At that time, confronting video was a radical departure for any serious choreographer. In the early 1980s most choreographers, to say nothing of the majority of viewers, were still exceedingly leery of video and of the ways in which it tends to distort stage movement. Cunningham proved that it could be a valuable new way to approach, arrange and articulate dancing.

‘We look faster now,’ he says. ‘That’s thanks to TV. It allows the eye to see things in a different way.’

And different ways of seeing have always been at the centre of Cunningham’s career. He loves taking chances, loves capturing the unexpected:
‘I don’t see the point of having it all plotted out before you begin,’ he says. ‘It is interesting to me how chance works. It keeps producing things that you have to deal with in a way you never have before. It’s in the moment.’

Cunningham’s moments have produced things that no one else had ever imagined. His dances can take us somewhere we have never been before. He retains his claim as the most radical, fresh and progressive kid on the block. The whip-lash alacrity and agile daring of his choreography often makes his creative great-grandchildren look like a bunch of fuddy-duddies.

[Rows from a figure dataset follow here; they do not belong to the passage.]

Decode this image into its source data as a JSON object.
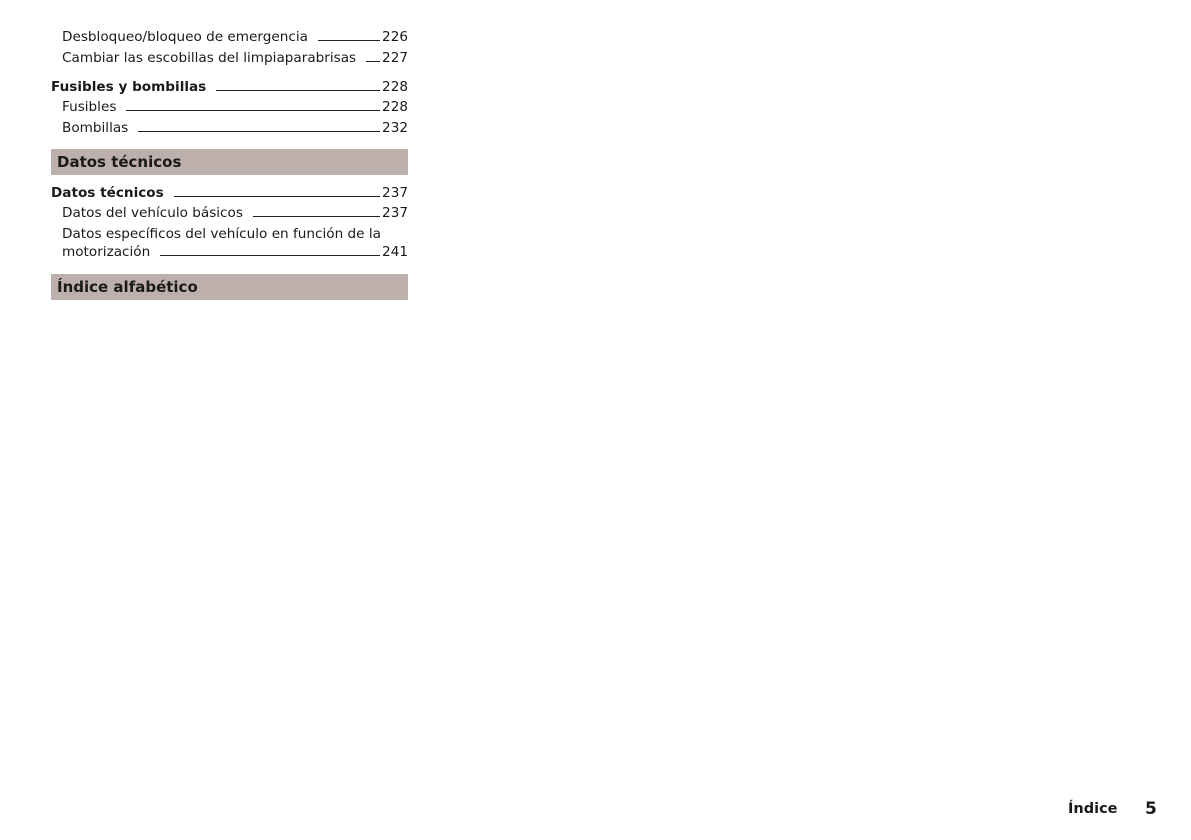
{
  "toc": {
    "rows": [
      {
        "label": "Desbloqueo/bloqueo de emergencia",
        "page": "226"
      },
      {
        "label": "Cambiar las escobillas del limpiaparabrisas",
        "page": "227"
      },
      {
        "label": "Fusibles y bombillas",
        "page": "228"
      },
      {
        "label": "Fusibles",
        "page": "228"
      },
      {
        "label": "Bombillas",
        "page": "232"
      },
      {
        "label": "Datos técnicos",
        "page": "237"
      },
      {
        "label": "Datos del vehículo básicos",
        "page": "237"
      },
      {
        "label_line1": "Datos específicos del vehículo en función de la",
        "label_line2": "motorización",
        "page": "241"
      }
    ],
    "sections": [
      "Datos técnicos",
      "Índice alfabético"
    ]
  },
  "footer": {
    "label": "Índice",
    "page": "5"
  },
  "colors": {
    "section_band": "#bcafac"
  }
}
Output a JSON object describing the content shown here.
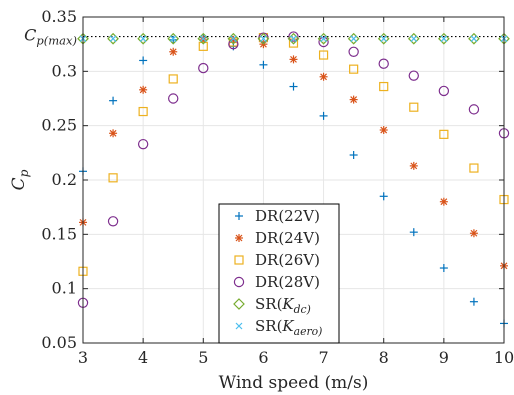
{
  "colors": {
    "blue": "#0072BD",
    "orange": "#D95319",
    "yellow": "#EDB120",
    "purple": "#7E2F8E",
    "green": "#77AC30",
    "cyan": "#4DBEEE",
    "grid": "#e6e6e6",
    "axis": "#262626"
  },
  "chart_data": {
    "type": "scatter",
    "xlabel": "Wind speed (m/s)",
    "ylabel": "C_p",
    "xlim": [
      3,
      10
    ],
    "ylim": [
      0.05,
      0.35
    ],
    "x_ticks": [
      3,
      4,
      5,
      6,
      7,
      8,
      9,
      10
    ],
    "x_tick_labels": [
      "3",
      "4",
      "5",
      "6",
      "7",
      "8",
      "9",
      "10"
    ],
    "y_ticks": [
      0.05,
      0.1,
      0.15,
      0.2,
      0.25,
      0.3,
      0.35
    ],
    "y_tick_labels": [
      "0.05",
      "0.1",
      "0.15",
      "0.2",
      "0.25",
      "0.3",
      "0.35"
    ],
    "grid": true,
    "legend_position": "bottom-center",
    "reference_line": {
      "y": 0.332,
      "label": "C_p(max)",
      "style": "dotted"
    },
    "series": [
      {
        "name": "DR(22V)",
        "marker": "plus",
        "color": "blue",
        "x": [
          3,
          3.5,
          4,
          4.5,
          5,
          5.5,
          6,
          6.5,
          7,
          7.5,
          8,
          8.5,
          9,
          9.5,
          10
        ],
        "y": [
          0.208,
          0.273,
          0.31,
          0.329,
          0.331,
          0.323,
          0.306,
          0.286,
          0.259,
          0.223,
          0.185,
          0.152,
          0.119,
          0.088,
          0.068
        ]
      },
      {
        "name": "DR(24V)",
        "marker": "asterisk",
        "color": "orange",
        "x": [
          3,
          3.5,
          4,
          4.5,
          5,
          5.5,
          6,
          6.5,
          7,
          7.5,
          8,
          8.5,
          9,
          9.5,
          10
        ],
        "y": [
          0.161,
          0.243,
          0.283,
          0.318,
          0.329,
          0.329,
          0.325,
          0.311,
          0.295,
          0.274,
          0.246,
          0.213,
          0.18,
          0.151,
          0.121
        ]
      },
      {
        "name": "DR(26V)",
        "marker": "square",
        "color": "yellow",
        "x": [
          3,
          3.5,
          4,
          4.5,
          5,
          5.5,
          6,
          6.5,
          7,
          7.5,
          8,
          8.5,
          9,
          9.5,
          10
        ],
        "y": [
          0.116,
          0.202,
          0.263,
          0.293,
          0.323,
          0.327,
          0.331,
          0.326,
          0.315,
          0.302,
          0.286,
          0.267,
          0.242,
          0.211,
          0.182
        ]
      },
      {
        "name": "DR(28V)",
        "marker": "circle",
        "color": "purple",
        "x": [
          3,
          3.5,
          4,
          4.5,
          5,
          5.5,
          6,
          6.5,
          7,
          7.5,
          8,
          8.5,
          9,
          9.5,
          10
        ],
        "y": [
          0.087,
          0.162,
          0.233,
          0.275,
          0.303,
          0.325,
          0.331,
          0.332,
          0.327,
          0.318,
          0.307,
          0.296,
          0.282,
          0.265,
          0.243
        ]
      },
      {
        "name": "SR(K_dc)",
        "marker": "diamond",
        "color": "green",
        "x": [
          3,
          3.5,
          4,
          4.5,
          5,
          5.5,
          6,
          6.5,
          7,
          7.5,
          8,
          8.5,
          9,
          9.5,
          10
        ],
        "y": [
          0.33,
          0.33,
          0.33,
          0.33,
          0.33,
          0.33,
          0.33,
          0.33,
          0.33,
          0.33,
          0.33,
          0.33,
          0.33,
          0.33,
          0.33
        ]
      },
      {
        "name": "SR(K_aero)",
        "marker": "x",
        "color": "cyan",
        "x": [
          3,
          3.5,
          4,
          4.5,
          5,
          5.5,
          6,
          6.5,
          7,
          7.5,
          8,
          8.5,
          9,
          9.5,
          10
        ],
        "y": [
          0.33,
          0.33,
          0.33,
          0.33,
          0.33,
          0.33,
          0.33,
          0.33,
          0.33,
          0.33,
          0.33,
          0.33,
          0.33,
          0.33,
          0.33
        ]
      }
    ]
  }
}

He bursts into a raucous chuckle as he tells a joke on himself about his own lack of imaginative creativity. He’s recounting the days when he first started working with video. ‘Charlie [Atlas, designer and video director] kept saying “look at this,” but I would…’ Cunningham does a fast little bob and weave demonstration as he recalls that while Atlas was urging him to look through the camera’s lens, he would continue to pop up from behind the camera to see what was happening in the studio instead. ‘It’s all about learning. Learning how to see. And there are so very many different ways of doing that, aren’t there?’